Пронеслись неделя, месяц, потом еще и еще. Возникшие было разговоры на припеке о неблагополучии в жизни молодой супружеской четы, быстро утихли.
Фаина по-прежнему любила мужа, так она говорила ему и верила в это сама. И все-таки письмо Виктора со словами любви к другой иногда всплывало в памяти молодой женщины и тотчас вызывало ожесточение против мужа. Тогда Фаина с горечью думала, что утратила веру в людей, в силу их постоянной привязанности и что уже невозвратим светлый, и, наверно, самый лучший отрезок ее жизни!
Глава 20
Данила Седов с Ниной и Катя стояли плотно стиснутые ликующей толпой, и смотрели в вечернем небе салют в честь освобождения Орла и Белгорода.

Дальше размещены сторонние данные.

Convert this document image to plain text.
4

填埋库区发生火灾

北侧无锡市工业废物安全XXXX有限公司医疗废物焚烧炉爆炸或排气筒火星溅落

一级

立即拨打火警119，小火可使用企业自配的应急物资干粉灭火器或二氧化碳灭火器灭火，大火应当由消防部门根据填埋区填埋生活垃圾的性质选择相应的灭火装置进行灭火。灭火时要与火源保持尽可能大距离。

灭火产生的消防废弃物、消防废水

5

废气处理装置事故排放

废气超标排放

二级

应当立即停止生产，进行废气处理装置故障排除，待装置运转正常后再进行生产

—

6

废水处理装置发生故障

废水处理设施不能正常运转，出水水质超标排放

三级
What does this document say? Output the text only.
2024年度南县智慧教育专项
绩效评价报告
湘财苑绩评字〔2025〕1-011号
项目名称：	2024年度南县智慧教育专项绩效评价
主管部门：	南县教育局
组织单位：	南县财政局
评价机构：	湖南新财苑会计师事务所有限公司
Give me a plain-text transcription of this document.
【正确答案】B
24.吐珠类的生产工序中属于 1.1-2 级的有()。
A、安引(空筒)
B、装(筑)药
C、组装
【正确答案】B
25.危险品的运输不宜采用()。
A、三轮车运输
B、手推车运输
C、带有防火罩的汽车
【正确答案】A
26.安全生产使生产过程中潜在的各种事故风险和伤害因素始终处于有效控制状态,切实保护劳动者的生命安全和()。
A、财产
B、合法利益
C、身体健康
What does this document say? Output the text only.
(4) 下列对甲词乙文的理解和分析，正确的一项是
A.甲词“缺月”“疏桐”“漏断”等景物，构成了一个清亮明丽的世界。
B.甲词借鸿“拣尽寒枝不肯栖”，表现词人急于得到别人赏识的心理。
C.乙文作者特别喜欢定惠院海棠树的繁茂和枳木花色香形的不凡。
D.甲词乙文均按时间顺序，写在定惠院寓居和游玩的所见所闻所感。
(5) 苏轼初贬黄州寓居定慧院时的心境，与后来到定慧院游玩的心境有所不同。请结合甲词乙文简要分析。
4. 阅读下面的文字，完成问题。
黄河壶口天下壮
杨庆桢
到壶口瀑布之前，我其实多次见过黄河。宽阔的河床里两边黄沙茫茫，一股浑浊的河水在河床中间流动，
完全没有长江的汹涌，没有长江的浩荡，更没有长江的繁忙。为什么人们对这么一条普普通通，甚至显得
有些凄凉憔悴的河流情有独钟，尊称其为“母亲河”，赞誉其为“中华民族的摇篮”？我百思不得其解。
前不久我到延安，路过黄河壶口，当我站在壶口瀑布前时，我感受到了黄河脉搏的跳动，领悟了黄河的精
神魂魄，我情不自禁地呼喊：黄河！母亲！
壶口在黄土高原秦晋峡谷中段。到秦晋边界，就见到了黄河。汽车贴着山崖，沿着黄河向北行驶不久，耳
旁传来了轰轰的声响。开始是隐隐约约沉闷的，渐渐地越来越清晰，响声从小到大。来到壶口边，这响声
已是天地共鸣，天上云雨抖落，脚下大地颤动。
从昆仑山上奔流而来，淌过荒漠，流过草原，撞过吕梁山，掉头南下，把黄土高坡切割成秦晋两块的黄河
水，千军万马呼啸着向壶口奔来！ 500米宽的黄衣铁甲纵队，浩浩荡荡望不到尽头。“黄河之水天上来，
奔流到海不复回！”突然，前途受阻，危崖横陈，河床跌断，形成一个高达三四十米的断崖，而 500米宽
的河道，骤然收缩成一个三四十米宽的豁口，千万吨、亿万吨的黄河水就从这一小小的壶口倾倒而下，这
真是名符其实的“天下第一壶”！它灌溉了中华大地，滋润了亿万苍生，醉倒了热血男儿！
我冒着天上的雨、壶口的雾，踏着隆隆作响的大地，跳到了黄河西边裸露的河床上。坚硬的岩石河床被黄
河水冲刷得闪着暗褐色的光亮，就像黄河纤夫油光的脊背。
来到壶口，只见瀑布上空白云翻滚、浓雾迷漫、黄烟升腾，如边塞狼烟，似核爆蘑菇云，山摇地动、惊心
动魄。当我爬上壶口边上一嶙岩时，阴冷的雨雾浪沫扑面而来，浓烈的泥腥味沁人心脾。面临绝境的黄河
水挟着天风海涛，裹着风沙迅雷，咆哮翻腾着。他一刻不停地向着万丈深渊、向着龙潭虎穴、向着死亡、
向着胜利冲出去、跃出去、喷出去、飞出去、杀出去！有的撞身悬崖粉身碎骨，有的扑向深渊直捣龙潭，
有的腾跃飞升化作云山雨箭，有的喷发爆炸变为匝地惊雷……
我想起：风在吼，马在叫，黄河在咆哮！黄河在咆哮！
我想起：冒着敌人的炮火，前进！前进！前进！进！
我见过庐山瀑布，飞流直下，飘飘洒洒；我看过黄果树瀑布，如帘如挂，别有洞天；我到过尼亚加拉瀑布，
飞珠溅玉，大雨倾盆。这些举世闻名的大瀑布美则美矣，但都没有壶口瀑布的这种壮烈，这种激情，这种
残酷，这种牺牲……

Кругом кричали «ура», плясали, пели.
У Кати блестели от сдерживаемых слез глаза, она вздрагивала при каждом ударе, но улыбалась и говорила, что это Андрей шлет ей привет.
Седов в белой рубашке с расстегнутым воротом согласно кивал ей. Катя завидовала Нине, понимая, что ей хорошо с мужем, спокойно. Она припоминала, как испытывала нечто подобное с Андреем, но не тогда, в их последнюю встречу перед отъездом на фронт, а раньше.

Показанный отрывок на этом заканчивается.